What Big Labor Thinks of American Experiment

The current issue of the New Labor Forum includes a long column by Max Fraser, a left-winger who writes for publications like the Nation and Dissent and, improbably, is associated with both Dartmouth and Yale. His column is titled “Organized Money: What is Corporate America Thinking?–Freedom’s Janus Face.”

Fraser briefly notes the likely significance of the Janus case:

[W]ith the Court likely to issue a decision in the closely watched Janus v. AFSCME case sometime in late spring or early summer, the pro-business forces which have been spearheading the legislative and juridical assault have already begun sharpening their knives for what may prove to be the deepest cut yet.

He talks about the pro-freedom efforts of the Freedom Foundation of Washington and the Mackinac Center in Michigan, and then turns his attention to Center of the American Experiment. He brings to his observations the usual leftist myopia:

In Minnesota, likewise, the driving wedge of the opt-out campaign is the Golden Valley-based Center for the American Experiment…

Apparently, at Yale they don’t stress the importance of getting an organization’s name right if you are going to attack it.

…which bills itself as “the leading voice in Minnesota for conservative and free market policy.” Founded in the early 1990s, the Center includes a familiar list of donors among its longtime supporters—the Bradley Foundation, the Donors Capital Fund, Roe, Walton.

Leftists are obsessed with conservative foundations, and like to pretend that they are the key supporters of think tanks like American Experiment.
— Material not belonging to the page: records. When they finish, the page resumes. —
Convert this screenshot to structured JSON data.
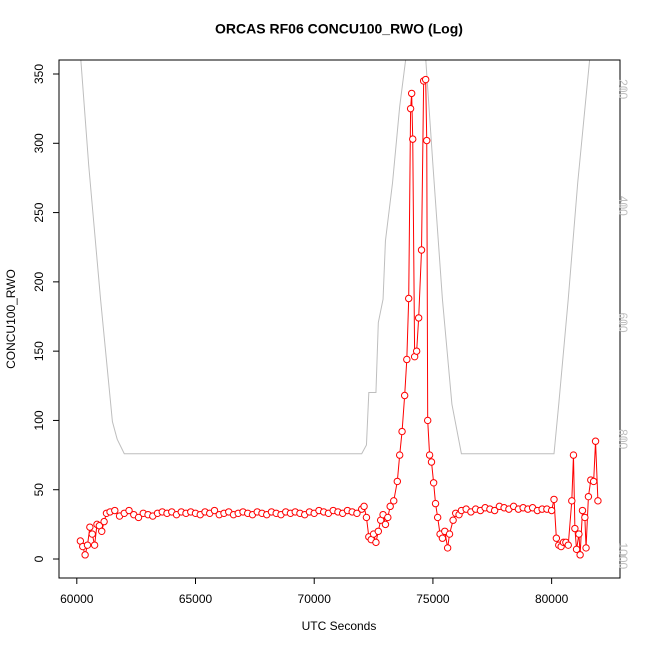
{
  "chart_data": {
    "type": "line",
    "title": "ORCAS RF06 CONCU100_RWO (Log)",
    "x_label": "UTC Seconds",
    "y_label": "CONCU100_RWO",
    "xlim": [
      59250,
      82880
    ],
    "ylim": [
      -13.7,
      360.1
    ],
    "y2lim": [
      1038,
      150
    ],
    "xticks": [
      60000,
      65000,
      70000,
      75000,
      80000
    ],
    "yticks": [
      0,
      50,
      100,
      150,
      200,
      250,
      300,
      350
    ],
    "y2ticks": [
      200,
      400,
      600,
      800,
      1000
    ],
    "y2_color": "#bebebe",
    "series": [
      {
        "color": "#bebebe",
        "axis": "y2",
        "markers": false,
        "x": [
          60170,
          60500,
          61000,
          61500,
          61700,
          62000,
          72000,
          72200,
          72300,
          72600,
          72700,
          72900,
          73000,
          73300,
          73600,
          73850,
          74250,
          74700,
          75000,
          75400,
          75800,
          76200,
          80100,
          80300,
          80700,
          81100,
          81600,
          81700
        ],
        "values": [
          150,
          330,
          560,
          770,
          800,
          825,
          825,
          810,
          720,
          720,
          600,
          560,
          460,
          360,
          230,
          150,
          80,
          150,
          330,
          560,
          740,
          825,
          825,
          740,
          560,
          360,
          150,
          120
        ]
      },
      {
        "color": "#ff0000",
        "axis": "y",
        "markers": true,
        "x": [
          60150,
          60250,
          60350,
          60450,
          60550,
          60650,
          60750,
          60850,
          60950,
          61050,
          61150,
          61250,
          61400,
          61600,
          61800,
          62000,
          62200,
          62400,
          62600,
          62800,
          63000,
          63200,
          63400,
          63600,
          63800,
          64000,
          64200,
          64400,
          64600,
          64800,
          65000,
          65200,
          65400,
          65600,
          65800,
          66000,
          66200,
          66400,
          66600,
          66800,
          67000,
          67200,
          67400,
          67600,
          67800,
          68000,
          68200,
          68400,
          68600,
          68800,
          69000,
          69200,
          69400,
          69600,
          69800,
          70000,
          70200,
          70400,
          70600,
          70800,
          71000,
          71200,
          71400,
          71600,
          71800,
          72000,
          72100,
          72200,
          72300,
          72400,
          72500,
          72600,
          72700,
          72800,
          72900,
          73000,
          73100,
          73200,
          73350,
          73500,
          73600,
          73700,
          73810,
          73900,
          73980,
          74060,
          74105,
          74150,
          74230,
          74315,
          74400,
          74520,
          74610,
          74695,
          74740,
          74780,
          74860,
          74940,
          75030,
          75110,
          75200,
          75300,
          75400,
          75500,
          75620,
          75700,
          75850,
          75960,
          76100,
          76200,
          76400,
          76600,
          76800,
          77000,
          77200,
          77400,
          77600,
          77800,
          78000,
          78200,
          78400,
          78600,
          78800,
          79000,
          79200,
          79400,
          79600,
          79800,
          80000,
          80100,
          80200,
          80300,
          80400,
          80500,
          80600,
          80700,
          80850,
          80920,
          80980,
          81050,
          81150,
          81200,
          81300,
          81400,
          81450,
          81550,
          81650,
          81770,
          81850,
          81950
        ],
        "values": [
          13,
          9,
          3,
          10,
          23,
          18,
          10,
          25,
          24,
          20,
          27,
          33,
          34,
          35,
          31,
          33,
          35,
          32,
          30,
          33,
          32,
          31,
          33,
          34,
          33,
          34,
          32,
          34,
          33,
          34,
          33,
          32,
          34,
          33,
          35,
          32,
          33,
          34,
          32,
          33,
          34,
          33,
          32,
          34,
          33,
          32,
          34,
          33,
          32,
          34,
          33,
          34,
          33,
          32,
          34,
          33,
          35,
          34,
          33,
          35,
          34,
          33,
          35,
          34,
          33,
          36,
          38,
          30,
          16,
          14,
          18,
          12,
          20,
          28,
          32,
          25,
          30,
          38,
          42,
          56,
          75,
          92,
          118,
          144,
          188,
          325,
          336,
          303,
          146,
          150,
          174,
          223,
          345,
          346,
          302,
          100,
          75,
          70,
          55,
          40,
          30,
          18,
          15,
          20,
          8,
          18,
          28,
          33,
          32,
          35,
          36,
          34,
          36,
          35,
          37,
          36,
          35,
          38,
          37,
          36,
          38,
          36,
          37,
          36,
          37,
          35,
          36,
          36,
          35,
          43,
          15,
          10,
          9,
          12,
          12,
          10,
          42,
          75,
          22,
          7,
          18,
          3,
          35,
          30,
          8,
          45,
          57,
          56,
          85,
          42
        ]
      }
    ]
  }
}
Actually, the Center is supported by thousands of Minnesotans who want to make their state a better place. A few of our individual donors give through individual or family foundations, but we get less than 5% of our funding from the national foundations. In 2017, we got less than .002–one-fifth of one percent–of our revenue from the foundations Fraser lists. Liberals like to pretend that the big money is on the side of conservatives, when in fact, the biggest financial players in our political system–by far–are unions.

The Center saw a fifty-percent bump in annual contributions after 2016, when it brought in an influential conservative blogger, John Hinderbaker, to increase the its public profile.
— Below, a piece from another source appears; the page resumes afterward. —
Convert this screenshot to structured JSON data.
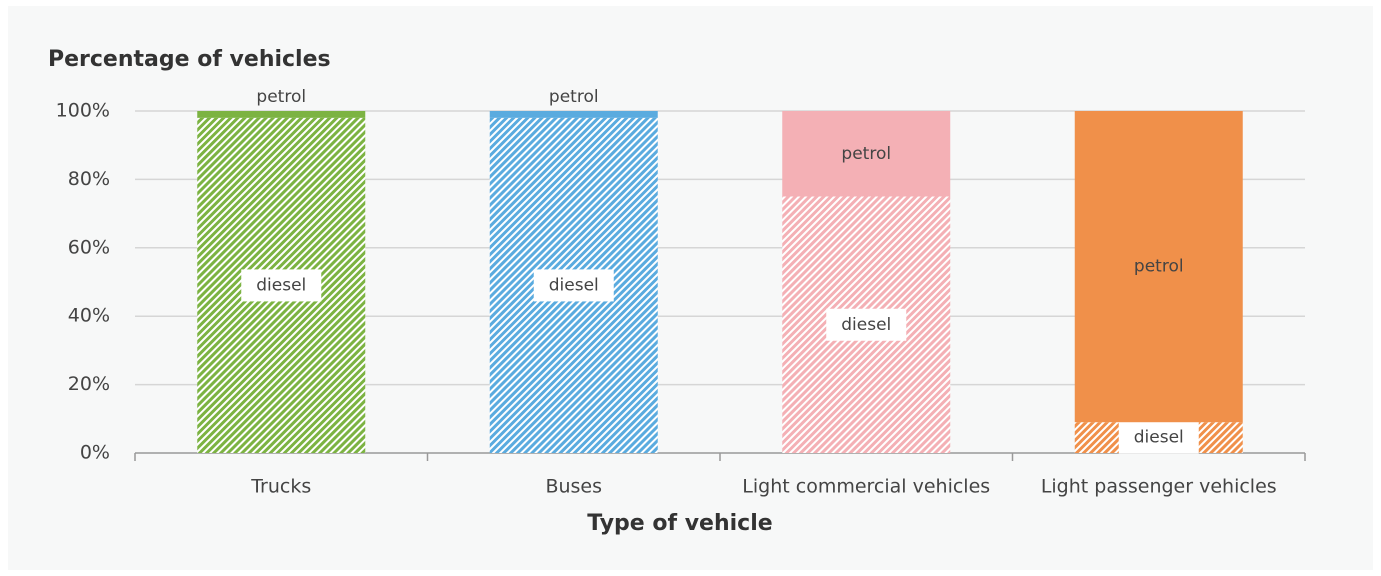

Apparently they don’t emphasize spelling at Yale, either.

Flush with cash…

That’s pretty funny, actually. We are growing and are drawing more support from Minnesotans every year, but we are hardly “flush with cash.” If you want to make us flusher, you can donate here.

…the Center began laying out plans for an opt-out campaign called “EducatedTeachersMN” which is overseen by Senior Policy Fellow Kim Crockett, a former corporate lawyer who specializes in public unions and labor law and previously ran the State Policy Network-affiliated Minnesota Free Market Institute.

The Center plans to roll out the campaign early in 2018. Last November, meanwhile, it co-authored its own amicus brief in Janus (along with the Cato Institute and the National Federation of Independent Business), which decried mandatory fair share payments as “repugnant to our Constitution” and called for public-sector workers “to have their First Amendment liberties restored.”

That is all more or less true. Fraser concludes on a pessimistic note:

The success of the opt-out campaigns orchestrated by groups like the [Washington] Freedom Foundation, the Mackinac Center, and the Center for [sic] the American Experiment, especially in relatively high union density states like Washington (17 percent, as of 2016), Michigan (14 percent), and Minnesota (14 percent), will go a long way toward determining whether or not the trade union movement will survive the Janus case.

Fraser is saying that if union members actually have a choice, the public sector unions are done for. That is a rather telling admission.

If unions are able to combat the misleading rhetoric of “employee freedom”…

Not sure what is “misleading” about saying employees should be free to decide whether they want to join, or contribute to, a union.

…and reveal the campaigns to be just the latest gambit by seasoned conservative activists like Tom McCabe and the right-wing billionaires who fund them…

Here we go again with the billionaires! Actually, if you did a count I think you would find that most billionaires who are active in politics are on the left. But liberals cling bitterly to their illusions.

…the labor movement may be able to hold onto its last redoubt of real organizational strength in the public sector. If not, and if McCabe and his cronies get their way, Janus may signal the beginning of the end for organized labor as we have known it.

Fraser doesn’t comment on why it is that public sector unions are organized labor’s “last redoubt.” Maybe unions should focus less on supporting far-left causes, and more on actually serving their members. Maybe then they wouldn’t have to use the force of law to require employees to pay union dues against their will.